## Machine Learning Key Terms

**This blog post was authored by Soniya Shah.**Machine learning seems to be everywhere these days – in the online recommendations you get on Netflix, the self-driving cars that hyped in the media, and in serious cases, like fraud detection. Data is a huge part of machine learning, and so are the key terms. Unless you have a background in statistics or data science, it can be confusing to keep all the terminology straight. And even then, you might want to keep a list of terms handy. Now let’s take a look at the machine learning workflow and components: All machine learning is based on raw data, like the user information and preferences Netflix uses to recommend what show you should watch next. Sometimes that data is missing values or needs to be cleaned before it is ready for use. This preprocessing step ensures that the data is in a form that is usable.

*Models*are the representation learned from the data, while the

*algorithms*are the process for learning the data. Models are created by a process known as

*training*. The goal of training is to create an accurate model that can answer your question. To train the model, the data set is split into two parts. The first part, known as the

*training data*set is used to train the model. The second part, known as the

*testing data*, is used to evaluate the model’s performance. Machine learning algorithms can be divided into two main categories:

*supervised*and

*unsupervised*learning. The supervised algorithms work on the assumption that given some input variables, also known as

*predictors*, the algorithms try to predict an output variable. This output variable is also called a

*response variable*. Often, you have more than one input variable that is used to predict the response variable. For example, if you’re trying to determine the cost of a house, you look at multiple input variables – the size of the house, the location, parking, and so on. The unsupervised algorithms try to find clusters among the training data based on the similarity of the data points. These algorithms are often useful when the data points have no response variable. These data points are known as

*unlabeled data*. In Vertica, the machine learning algorithms are broken into three major categories: •

**Classification**: These supervised algorithms build models that consolidate information about the relationship between data points and their distinct classes. A predict function is provided for each algorithm in this category that applies the trained model on any new data point to predict the class of its corresponding response.
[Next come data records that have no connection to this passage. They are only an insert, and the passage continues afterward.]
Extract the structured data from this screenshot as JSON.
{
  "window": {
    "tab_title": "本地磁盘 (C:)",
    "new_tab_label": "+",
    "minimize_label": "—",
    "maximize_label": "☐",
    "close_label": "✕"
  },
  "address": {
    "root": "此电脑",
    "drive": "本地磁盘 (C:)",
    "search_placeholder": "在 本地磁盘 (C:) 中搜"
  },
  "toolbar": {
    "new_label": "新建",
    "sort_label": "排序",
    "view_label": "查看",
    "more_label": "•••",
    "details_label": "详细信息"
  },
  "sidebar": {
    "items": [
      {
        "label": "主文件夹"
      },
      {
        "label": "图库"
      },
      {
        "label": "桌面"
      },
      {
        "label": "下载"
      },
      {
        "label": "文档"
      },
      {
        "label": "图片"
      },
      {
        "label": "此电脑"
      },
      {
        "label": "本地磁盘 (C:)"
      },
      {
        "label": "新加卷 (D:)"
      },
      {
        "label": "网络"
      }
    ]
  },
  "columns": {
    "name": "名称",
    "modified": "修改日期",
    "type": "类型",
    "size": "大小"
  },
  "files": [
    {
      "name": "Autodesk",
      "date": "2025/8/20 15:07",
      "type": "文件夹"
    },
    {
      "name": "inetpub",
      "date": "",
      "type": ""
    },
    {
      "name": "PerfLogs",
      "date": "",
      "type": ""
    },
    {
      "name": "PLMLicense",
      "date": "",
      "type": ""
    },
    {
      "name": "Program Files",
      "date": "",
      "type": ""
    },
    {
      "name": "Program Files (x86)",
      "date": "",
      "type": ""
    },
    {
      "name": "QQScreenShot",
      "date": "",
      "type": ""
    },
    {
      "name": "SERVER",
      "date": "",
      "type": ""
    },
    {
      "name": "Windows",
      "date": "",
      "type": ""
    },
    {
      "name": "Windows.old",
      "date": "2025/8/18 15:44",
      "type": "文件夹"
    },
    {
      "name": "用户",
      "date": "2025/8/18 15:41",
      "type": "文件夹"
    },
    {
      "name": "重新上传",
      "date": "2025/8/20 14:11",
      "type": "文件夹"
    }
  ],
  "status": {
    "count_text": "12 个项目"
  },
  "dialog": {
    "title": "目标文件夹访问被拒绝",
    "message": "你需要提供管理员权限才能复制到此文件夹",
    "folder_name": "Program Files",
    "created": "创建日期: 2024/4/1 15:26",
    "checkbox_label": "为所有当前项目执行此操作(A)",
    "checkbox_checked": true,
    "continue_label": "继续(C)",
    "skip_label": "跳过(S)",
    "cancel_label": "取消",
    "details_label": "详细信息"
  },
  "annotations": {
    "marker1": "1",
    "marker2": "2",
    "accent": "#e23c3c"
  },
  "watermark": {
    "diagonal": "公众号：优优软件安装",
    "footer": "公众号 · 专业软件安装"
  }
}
Common algorithms for classification include SVM and Random Forest. •

**Regression**: These supervised algorithms operate similarly to the classification algorithms. However, regression algorithms learn the relation of data points with continuous numerical values instead of classes. A predict function is provided for each algorithm in this category that applies the trained model on any data point to predict the value of its corresponding response. Linear regression is a common regression algorithm. •

**Clustering**: These unsupervised algorithms differ a bit from the previous two. Clustering algorithms build models that consolidate information for grouping data points based on their similarities. An apply function is provided for each algorithm in this category that applies the trained model on any new data point to associate it with an identified group. K-means is the most popular clustering algorithm. Finally, let’s take a closer look at some of the algorithms in Vertica to get a better understanding of how they work. The

*Bayes Theorem*is the theory behind the Naïve Bayes algorithm. This theorem uses the basic idea that it lets you predict the probability of a hypothesis based on data points. For example, you could use the theorem to predict the probability of someone having cancer based on their age.

*Decision trees*are top-down trees that split a data set based on a set of conditions on different attributes of data points. The

*Random Forest algorithm*internally uses a set of decision trees. Decision trees decide which attributes are best to split on, hoping for a minimum number of splits. Because this process can sometimes get unwieldy, decision trees often use tree pruning to remove unnecessary structures from the tree.

*Support vector machines*(SVMs) are used to classify both linear and non-linear data. They work by creating boundaries between classes. It’s also important to understand that sometimes the models you build don’t always perform as expected. When you talk about how well a model learns and generalizes to new data, there are two important terms to understand:

*overfitting*and

*underfitting*. Overfitting happens when a model learns the detail of the training data so well that it negatively impacts the performance of the model on the testing data. The model learns the random fluctuations in the training data. However, the testing data won’t exhibit these same random fluctuations, and therefore the model won’t apply well. On the other hand, underfitting refers to a model that cannot generalize to new data and cannot model the training data. Underfitting is often easier to detect than overfitting. One way to detect overfitting is

*cross validation*. When trying to limit overfitting, you can use a few different techniques: increase training data size, reduce the number of predictors, or apply regularization. We hope this clarifies some of the basics of understanding machine learning!